Instrumentation and fusion

These technical terms refer to the screwing and stiffening of a section of the spine. This includes surgical interventions performed from the front, the side and most often from behind, the latter with the implantation of at least 4 screws in adjacent vertebrae. These screws are connected with titanium rods to bring the vertebrae back into the correct position and stabilize them. For permanent fusion the intervertebral disc would also be removed and replaced with an implant (spacer). This additional support prevents the screws from gradually loosening and breaking. 

So-called dynamic stabilizations have also been used, but they ossify over time and have therefore not become established in practice.

The insertion of screws and the removal of the intervertebral disc with fusion is only necessary if, according to defined criteria, overt mobile instability, so-called spondylolisthesis, is visible on the MRI scan and the corresponding symptoms are present. However, this condition does not affect more than 5% of patients. If in doubt, patients should seek a second medical opinion.

References

  1. Schär RT, Kiebach S, Raabe A, Ulrich CT. Reoperation Rate After Microsurgical Uni- or Bilateral Laminotomy for Lumbar Spinal Stenosis With and Without Low-grade Spondylolisthesis. SPINE. 2019;44(4):E245-E251.

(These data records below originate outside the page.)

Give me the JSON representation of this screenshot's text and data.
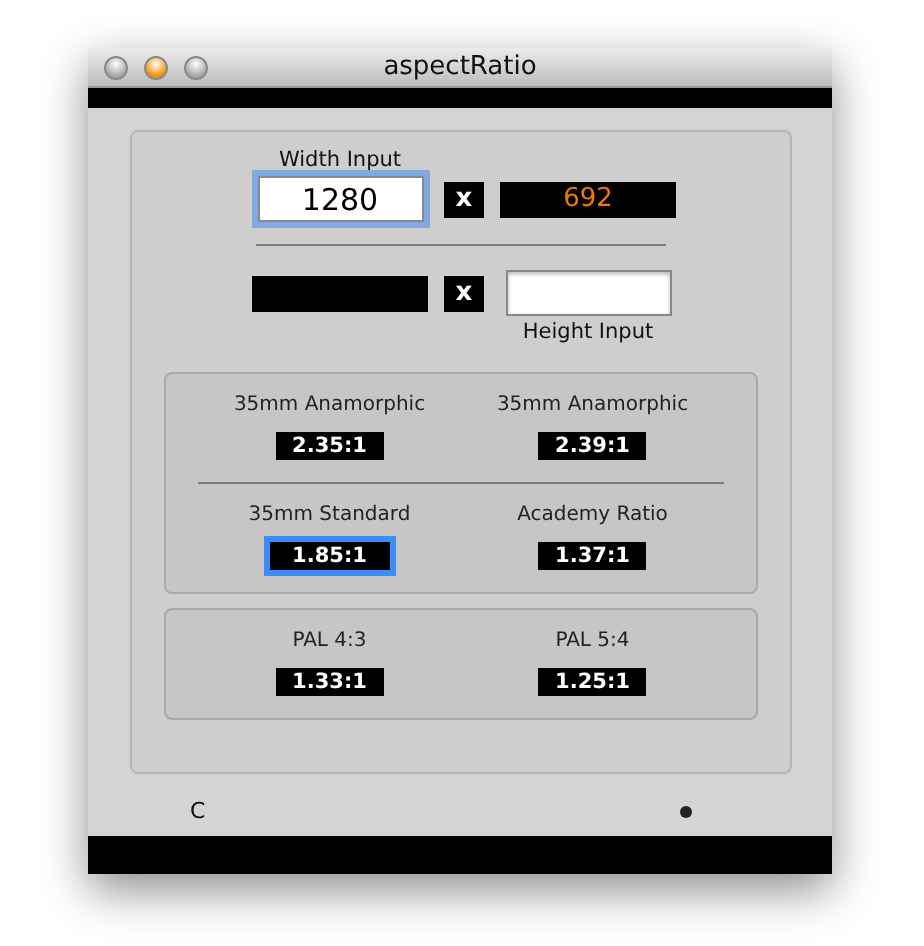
{
  "window": {
    "title": "aspectRatio"
  },
  "width_row": {
    "label": "Width Input",
    "value": "1280",
    "focused": true,
    "times": "x",
    "result": "692"
  },
  "height_row": {
    "times": "x",
    "label": "Height Input",
    "focused": false
  },
  "preset_groups": [
    {
      "rows": [
        [
          {
            "label": "35mm Anamorphic",
            "ratio": "2.35:1",
            "selected": false
          },
          {
            "label": "35mm Anamorphic",
            "ratio": "2.39:1",
            "selected": false
          }
        ],
        [
          {
            "label": "35mm Standard",
            "ratio": "1.85:1",
            "selected": true
          },
          {
            "label": "Academy Ratio",
            "ratio": "1.37:1",
            "selected": false
          }
        ]
      ]
    },
    {
      "rows": [
        [
          {
            "label": "PAL 4:3",
            "ratio": "1.33:1",
            "selected": false
          },
          {
            "label": "PAL 5:4",
            "ratio": "1.25:1",
            "selected": false
          }
        ]
      ]
    }
  ],
  "footer": {
    "left_text": "C"
  }
}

  2. Peul W, Moojen W. Fusion for Lumbar Spinal Stenosis – Safeguard or Superfluous Surgical Implant?. New England Journal of Medicine. 2016;374(15):1478-1479.

  3. Weinstein J, Tosteson T, Lurie J, Tosteson A, Blood E, Hanscom B et al. Surgical versus Nonsurgical Therapy for Lumbar Spinal Stenosis. New England Journal of Medicine. 2008;358(8):794-810.

  4. Weinstein J, Tosteson T, Lurie J, Tosteson A, Blood E, Herkowitz H et al. Surgical Versus Nonoperative Treatment for Lumbar Spinal Stenosis Four-Year Results of the Spine Patient Outcomes Research Trial. Spine. 2010;35(14):1329-1338.